Bug 17 — Submit during drain

func (p *Pool) Submit(work func()) {
    p.work <- work
}

func (p *Pool) Drain() {
    close(p.work)
}

// If Submit is called after Drain, sending on a closed channel panics.

Bug. After draining, new submissions panic.

Fix. Add a draining sentinel:

func (p *Pool) Submit(work func()) error {
    select {
    case <-p.draining:
        return errors.New("draining")
    default:
    }
    select {
    case p.work <- work:
        return nil
    case <-p.draining:
        return errors.New("draining")
    }
}

Bug 18 — Cause expected to propagate

parent, cancel := context.WithCancelCause(context.Background())
detached := context.WithoutCancel(parent)
cancel(errors.New("specific"))
if cause := context.Cause(detached); cause == nil {
    log.Println("BUG: expected cause to propagate")
}

Bug.
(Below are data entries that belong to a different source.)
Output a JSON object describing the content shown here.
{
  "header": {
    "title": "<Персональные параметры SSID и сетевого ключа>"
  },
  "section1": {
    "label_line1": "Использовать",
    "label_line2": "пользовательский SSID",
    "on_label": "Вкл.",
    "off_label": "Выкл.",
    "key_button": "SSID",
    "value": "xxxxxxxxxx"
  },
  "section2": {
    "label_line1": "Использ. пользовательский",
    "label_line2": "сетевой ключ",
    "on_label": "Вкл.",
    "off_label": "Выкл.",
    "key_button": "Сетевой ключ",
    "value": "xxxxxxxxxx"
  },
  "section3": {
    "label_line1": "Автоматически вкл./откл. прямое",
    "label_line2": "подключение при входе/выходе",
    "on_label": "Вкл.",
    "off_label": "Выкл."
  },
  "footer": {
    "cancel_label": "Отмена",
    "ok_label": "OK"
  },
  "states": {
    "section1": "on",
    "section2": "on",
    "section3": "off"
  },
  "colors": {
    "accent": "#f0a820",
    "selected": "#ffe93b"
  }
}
The author expected Cause(detached) to return "specific". It returns nil. Cause does not propagate across WithoutCancel.

Fix. This is the documented behaviour. The author must understand it. If they need cause information, they should layer their own cancellation on top.


Bug 19 — Drain budget too small

func main() {
    // ... server setup ...
    <-shutdown
    drainCtx, _ := context.WithTimeout(context.Background(), 1*time.Second)
    pool.Drain(drainCtx)
}

Bug. A 1-second drain budget is too small for operations that take 5+ seconds. Most in-flight work is killed.

Fix. Allocate a budget appropriate for the longest operation:

drainCtx, cancel := context.WithTimeout(context.Background(), 30*time.Second)
defer cancel()
pool.Drain(drainCtx)

Coordinate with Kubernetes terminationGracePeriodSeconds.


Bug 20 — Detach with a struct field context

type Service struct {
    ctx context.Context
}

func (s *Service) Background() {
    detached := context.WithoutCancel(s.ctx)
    go work(detached)
}

Bug. s.ctx is set once and reused. If it was a request context, it is stale. If it was the process context, the detach is redundant.

Fix. Pass the context explicitly:

func (s *Service) Background(parent context.Context) {
    detached := context.WithoutCancel(parent)
    go work(detached)
}

Don't store contexts in struct fields.


Summary

Twenty common bugs. Each takes minutes to fix. Each can cost hours of production debugging if missed.

Review code for these patterns. Add lints where possible. Train new engineers to spot them.

The pattern of partial-cancellation bugs is small. Once you know the patterns, you find them on sight.